Violence is another thing entirely. I’ve never gotten it quite frankly, besides barely comprehending the “ick” factor of some films, where some people attend just to be grossed out. This is of course the same reason sideshow “carnies” do such regular work. Still, violence is everywhere in books and films and even music, as Ashley Simpson’s lacerating vocals will demonstrate on the average human eardrum. The thing is though that we are equally bombarded with the admonition that violence is harmful, destructive, kills people, etc. So, we’re really a society that seems to think that blowing someone’s brains out accidentally with a large revolver is terrible, unless it happens in a Quentin Tarantino film, in which case it’s hilarious.

This wasn’t helping me write the book though. It didn’t help that I couldn’t think of a way to work any sex and violence into a specious mystery regarding my neighbor’s fascination with obtaining our clipping shears for socialist revolution. Also, I became very aware that there were legal implications to this kind of plotting, even if our neighbor didn’t have access to a tenth of Oprah’s phalanxes of lawyers. So, for these purposes, our neighbor’s name is actually Marigold.

The phone rang right around that time. It was Zimpter Fiforg, another writer for the blog. He was calling to apologise for not having written anything for over a year. Zimpter was gainfully employed elsewhere and only maintained his membership on the blog in the off chance that he would have a spare moment to quickly type out one of the 1,500 or so bits that he kept in mind, in-between his daily work. We knew he worked in Hollywood, doing something or other, and that he regularly encounter celebrities. We had a little office pool going on about Zimpter’s profession. I had television writer and/or agent. Stew had actor or caterer for film sets. Nuffy, during the one call we could get him to commit to the pool suggested celebrity stalker or paparazzi, which we all agreed was more or less the same thing.

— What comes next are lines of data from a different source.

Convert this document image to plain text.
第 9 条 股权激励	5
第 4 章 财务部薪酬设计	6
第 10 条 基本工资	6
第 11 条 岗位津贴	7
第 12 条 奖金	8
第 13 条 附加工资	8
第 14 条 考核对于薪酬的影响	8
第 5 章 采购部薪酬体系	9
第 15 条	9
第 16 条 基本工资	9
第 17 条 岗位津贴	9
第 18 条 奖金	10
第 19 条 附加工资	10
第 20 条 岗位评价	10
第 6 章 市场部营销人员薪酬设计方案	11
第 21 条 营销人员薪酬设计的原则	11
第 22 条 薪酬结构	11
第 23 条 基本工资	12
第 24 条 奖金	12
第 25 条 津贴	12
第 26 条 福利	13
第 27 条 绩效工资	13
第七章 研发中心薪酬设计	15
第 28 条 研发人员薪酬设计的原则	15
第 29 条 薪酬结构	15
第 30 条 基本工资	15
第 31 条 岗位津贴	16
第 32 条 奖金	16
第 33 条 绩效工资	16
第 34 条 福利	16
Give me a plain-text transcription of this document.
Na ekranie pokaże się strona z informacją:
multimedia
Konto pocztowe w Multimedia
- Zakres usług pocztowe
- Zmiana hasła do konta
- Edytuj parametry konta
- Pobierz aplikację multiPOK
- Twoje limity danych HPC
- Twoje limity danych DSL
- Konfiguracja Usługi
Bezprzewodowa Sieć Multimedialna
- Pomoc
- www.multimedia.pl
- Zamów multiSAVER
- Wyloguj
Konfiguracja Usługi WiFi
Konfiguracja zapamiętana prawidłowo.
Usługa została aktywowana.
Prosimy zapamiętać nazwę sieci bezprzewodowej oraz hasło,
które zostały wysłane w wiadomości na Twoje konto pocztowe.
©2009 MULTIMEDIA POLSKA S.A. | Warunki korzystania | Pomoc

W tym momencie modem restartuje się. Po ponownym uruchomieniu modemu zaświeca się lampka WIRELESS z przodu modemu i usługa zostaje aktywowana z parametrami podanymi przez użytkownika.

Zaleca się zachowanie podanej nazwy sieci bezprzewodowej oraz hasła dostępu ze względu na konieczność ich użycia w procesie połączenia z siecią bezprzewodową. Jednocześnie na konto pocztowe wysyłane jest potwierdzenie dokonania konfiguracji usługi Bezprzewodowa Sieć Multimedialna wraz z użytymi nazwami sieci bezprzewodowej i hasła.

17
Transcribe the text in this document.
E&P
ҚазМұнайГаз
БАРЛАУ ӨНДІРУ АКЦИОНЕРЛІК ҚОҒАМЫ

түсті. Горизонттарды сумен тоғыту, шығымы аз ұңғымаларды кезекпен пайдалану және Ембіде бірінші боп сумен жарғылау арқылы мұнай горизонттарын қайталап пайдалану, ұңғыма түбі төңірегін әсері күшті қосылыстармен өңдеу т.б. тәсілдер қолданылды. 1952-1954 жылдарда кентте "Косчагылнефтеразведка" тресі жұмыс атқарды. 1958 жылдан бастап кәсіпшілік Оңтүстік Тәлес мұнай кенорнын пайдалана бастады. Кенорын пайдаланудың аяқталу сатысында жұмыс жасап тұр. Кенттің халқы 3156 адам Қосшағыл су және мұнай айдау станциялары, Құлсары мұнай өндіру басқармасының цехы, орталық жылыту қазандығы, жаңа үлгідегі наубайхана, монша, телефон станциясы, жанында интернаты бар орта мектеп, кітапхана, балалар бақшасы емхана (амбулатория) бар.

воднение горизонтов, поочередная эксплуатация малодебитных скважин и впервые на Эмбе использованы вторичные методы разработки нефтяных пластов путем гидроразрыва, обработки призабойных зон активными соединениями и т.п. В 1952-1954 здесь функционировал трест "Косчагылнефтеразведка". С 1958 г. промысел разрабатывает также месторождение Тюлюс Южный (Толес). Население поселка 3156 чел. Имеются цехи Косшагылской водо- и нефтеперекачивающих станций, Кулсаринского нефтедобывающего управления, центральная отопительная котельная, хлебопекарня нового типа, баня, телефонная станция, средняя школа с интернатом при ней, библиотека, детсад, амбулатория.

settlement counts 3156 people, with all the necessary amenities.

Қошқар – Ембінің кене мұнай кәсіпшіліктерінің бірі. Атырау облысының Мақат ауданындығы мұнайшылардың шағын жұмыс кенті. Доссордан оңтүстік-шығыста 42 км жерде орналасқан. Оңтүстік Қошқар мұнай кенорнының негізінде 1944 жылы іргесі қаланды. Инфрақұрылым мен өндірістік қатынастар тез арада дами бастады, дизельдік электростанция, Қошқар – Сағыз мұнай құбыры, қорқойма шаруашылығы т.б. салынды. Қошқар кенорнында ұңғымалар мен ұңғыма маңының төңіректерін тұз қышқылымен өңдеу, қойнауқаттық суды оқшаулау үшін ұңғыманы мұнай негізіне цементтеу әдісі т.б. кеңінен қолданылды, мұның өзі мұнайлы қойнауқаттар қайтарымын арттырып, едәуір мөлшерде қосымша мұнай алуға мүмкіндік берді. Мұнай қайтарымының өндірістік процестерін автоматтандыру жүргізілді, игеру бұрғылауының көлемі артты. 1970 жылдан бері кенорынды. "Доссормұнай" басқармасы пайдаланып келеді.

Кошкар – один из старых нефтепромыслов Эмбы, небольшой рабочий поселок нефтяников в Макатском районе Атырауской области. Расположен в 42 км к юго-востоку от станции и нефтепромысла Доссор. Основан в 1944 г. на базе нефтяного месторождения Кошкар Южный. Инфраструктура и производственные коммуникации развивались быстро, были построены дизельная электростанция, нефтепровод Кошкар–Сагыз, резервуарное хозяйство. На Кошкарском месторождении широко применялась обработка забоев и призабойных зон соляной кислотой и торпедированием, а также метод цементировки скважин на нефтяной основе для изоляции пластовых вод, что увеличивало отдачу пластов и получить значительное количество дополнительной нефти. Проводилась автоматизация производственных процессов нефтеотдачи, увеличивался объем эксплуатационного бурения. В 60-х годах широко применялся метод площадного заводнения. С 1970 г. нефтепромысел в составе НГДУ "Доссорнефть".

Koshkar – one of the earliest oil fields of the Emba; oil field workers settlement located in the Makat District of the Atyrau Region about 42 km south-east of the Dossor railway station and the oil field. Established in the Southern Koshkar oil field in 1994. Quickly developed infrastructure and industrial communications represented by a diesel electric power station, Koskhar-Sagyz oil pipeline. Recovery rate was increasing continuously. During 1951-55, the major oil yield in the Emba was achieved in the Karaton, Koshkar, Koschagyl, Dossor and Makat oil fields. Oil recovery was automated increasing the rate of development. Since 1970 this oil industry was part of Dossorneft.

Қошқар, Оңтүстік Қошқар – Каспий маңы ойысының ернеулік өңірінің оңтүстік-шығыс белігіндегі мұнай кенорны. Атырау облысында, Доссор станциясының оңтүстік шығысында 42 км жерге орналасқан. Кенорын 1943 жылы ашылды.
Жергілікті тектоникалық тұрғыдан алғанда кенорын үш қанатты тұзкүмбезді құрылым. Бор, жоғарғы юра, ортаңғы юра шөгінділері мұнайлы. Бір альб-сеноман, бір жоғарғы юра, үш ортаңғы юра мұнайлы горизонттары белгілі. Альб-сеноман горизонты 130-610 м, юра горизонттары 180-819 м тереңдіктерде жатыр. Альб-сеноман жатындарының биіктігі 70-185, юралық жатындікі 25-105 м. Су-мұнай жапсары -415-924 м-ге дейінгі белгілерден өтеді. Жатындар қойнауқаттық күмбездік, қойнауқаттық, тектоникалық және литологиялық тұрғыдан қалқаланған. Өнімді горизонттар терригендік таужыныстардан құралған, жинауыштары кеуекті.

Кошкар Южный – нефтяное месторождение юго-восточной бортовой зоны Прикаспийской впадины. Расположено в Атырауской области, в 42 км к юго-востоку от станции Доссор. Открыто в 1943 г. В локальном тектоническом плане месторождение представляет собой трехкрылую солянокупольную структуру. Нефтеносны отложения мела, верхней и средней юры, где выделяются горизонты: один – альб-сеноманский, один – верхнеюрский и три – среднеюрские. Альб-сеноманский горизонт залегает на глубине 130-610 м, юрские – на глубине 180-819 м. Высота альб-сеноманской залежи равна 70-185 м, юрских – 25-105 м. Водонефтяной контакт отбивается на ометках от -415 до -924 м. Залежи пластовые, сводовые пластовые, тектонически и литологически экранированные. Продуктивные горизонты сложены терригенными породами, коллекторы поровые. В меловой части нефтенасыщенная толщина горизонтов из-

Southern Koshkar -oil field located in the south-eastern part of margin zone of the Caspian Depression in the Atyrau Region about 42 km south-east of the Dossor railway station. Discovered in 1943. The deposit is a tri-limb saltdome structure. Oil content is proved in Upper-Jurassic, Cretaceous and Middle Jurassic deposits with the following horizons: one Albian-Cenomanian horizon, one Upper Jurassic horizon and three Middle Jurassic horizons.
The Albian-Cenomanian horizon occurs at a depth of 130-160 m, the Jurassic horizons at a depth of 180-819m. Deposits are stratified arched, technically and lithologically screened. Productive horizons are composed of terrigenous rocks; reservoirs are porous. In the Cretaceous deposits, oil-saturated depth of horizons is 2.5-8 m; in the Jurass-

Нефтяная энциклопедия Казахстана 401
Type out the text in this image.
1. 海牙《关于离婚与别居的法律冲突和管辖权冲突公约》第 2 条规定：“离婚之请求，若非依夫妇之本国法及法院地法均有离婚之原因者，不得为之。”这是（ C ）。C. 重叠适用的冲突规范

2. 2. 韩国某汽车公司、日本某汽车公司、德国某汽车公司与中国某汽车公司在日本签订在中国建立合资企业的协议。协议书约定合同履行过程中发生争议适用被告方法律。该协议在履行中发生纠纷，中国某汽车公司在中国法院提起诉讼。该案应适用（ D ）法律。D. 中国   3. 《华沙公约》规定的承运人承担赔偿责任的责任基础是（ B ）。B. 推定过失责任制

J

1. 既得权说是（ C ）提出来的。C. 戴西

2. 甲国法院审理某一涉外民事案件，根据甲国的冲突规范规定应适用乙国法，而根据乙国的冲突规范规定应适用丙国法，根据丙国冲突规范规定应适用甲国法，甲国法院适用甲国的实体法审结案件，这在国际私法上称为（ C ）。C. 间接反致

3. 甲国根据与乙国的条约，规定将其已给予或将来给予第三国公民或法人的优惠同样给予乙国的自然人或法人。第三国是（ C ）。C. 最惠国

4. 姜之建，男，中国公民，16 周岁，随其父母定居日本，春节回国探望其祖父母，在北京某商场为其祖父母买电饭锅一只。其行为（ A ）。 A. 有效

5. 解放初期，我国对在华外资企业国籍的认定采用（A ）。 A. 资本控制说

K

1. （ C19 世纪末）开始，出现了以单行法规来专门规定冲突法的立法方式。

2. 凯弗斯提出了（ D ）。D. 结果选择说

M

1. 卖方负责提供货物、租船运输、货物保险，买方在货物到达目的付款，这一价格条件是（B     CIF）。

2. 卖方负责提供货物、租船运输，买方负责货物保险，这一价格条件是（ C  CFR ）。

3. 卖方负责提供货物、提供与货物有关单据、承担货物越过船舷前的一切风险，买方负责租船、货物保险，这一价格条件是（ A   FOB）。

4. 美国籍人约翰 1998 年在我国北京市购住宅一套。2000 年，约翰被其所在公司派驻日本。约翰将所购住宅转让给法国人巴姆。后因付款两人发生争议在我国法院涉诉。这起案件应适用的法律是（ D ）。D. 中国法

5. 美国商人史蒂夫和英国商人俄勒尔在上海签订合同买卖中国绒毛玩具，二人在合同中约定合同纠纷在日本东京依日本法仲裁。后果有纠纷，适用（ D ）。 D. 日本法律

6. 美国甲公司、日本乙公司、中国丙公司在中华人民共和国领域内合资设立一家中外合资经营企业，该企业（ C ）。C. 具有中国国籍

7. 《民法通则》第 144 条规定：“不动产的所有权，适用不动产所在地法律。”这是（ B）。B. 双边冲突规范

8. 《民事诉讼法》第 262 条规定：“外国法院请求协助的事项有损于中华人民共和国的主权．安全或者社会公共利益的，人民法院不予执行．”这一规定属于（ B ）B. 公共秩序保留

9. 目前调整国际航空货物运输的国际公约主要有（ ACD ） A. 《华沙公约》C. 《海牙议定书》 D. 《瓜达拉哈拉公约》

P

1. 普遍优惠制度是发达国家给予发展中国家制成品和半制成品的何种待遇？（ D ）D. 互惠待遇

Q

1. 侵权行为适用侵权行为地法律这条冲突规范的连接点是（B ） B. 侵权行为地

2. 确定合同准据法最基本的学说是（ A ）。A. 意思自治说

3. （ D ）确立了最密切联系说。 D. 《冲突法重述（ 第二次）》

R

I exchanged a few pleasantries with Zimpter and helpfully suggested ways in which he could go without sleep for extended periods of time, if that would help him get a post or two in every six months. I also tried to get vital information for the office pool.

“So, how’s work, Zim?” I cleverly asked.

“Oh, it’s the usual hectic madhouse,” he cheerfully replied.

“So, sign any big contracts lately?” I cheerfully inquired.

Zimpter laughed deep and long and then skillfully changed the subject to the new Borat film. This left me convinced more than ever that he was an agent or an entertainment lawyer, which unfortunately for me was far closer to Nuffy’s guess. After a highly detailed analysis of the mise-en-scene in Borat and how it differed from that of The Legend of Ricky Bobby, Zimpter had to go, as a Survivor repeat was on.

The day was starting to wind to an end for all practical purposes. My child had a football match and was itching to try out the new indoor soccer arena, and I had plans to play myself. A busy morning at church lay ahead the next day. Precious time was burning away faster than Jacque Chirac’s credibility.

In the twenty five minutes before we left for the match I managed to write 2,500 words introducing a story about two reporters who discover that the government is covering up the takeover of all the world’s banks by giant mutated squid. I erased the whole thing that evening under the logic that my earlier head injury was the primary inspiration for such a crappy plot. I was back to naught.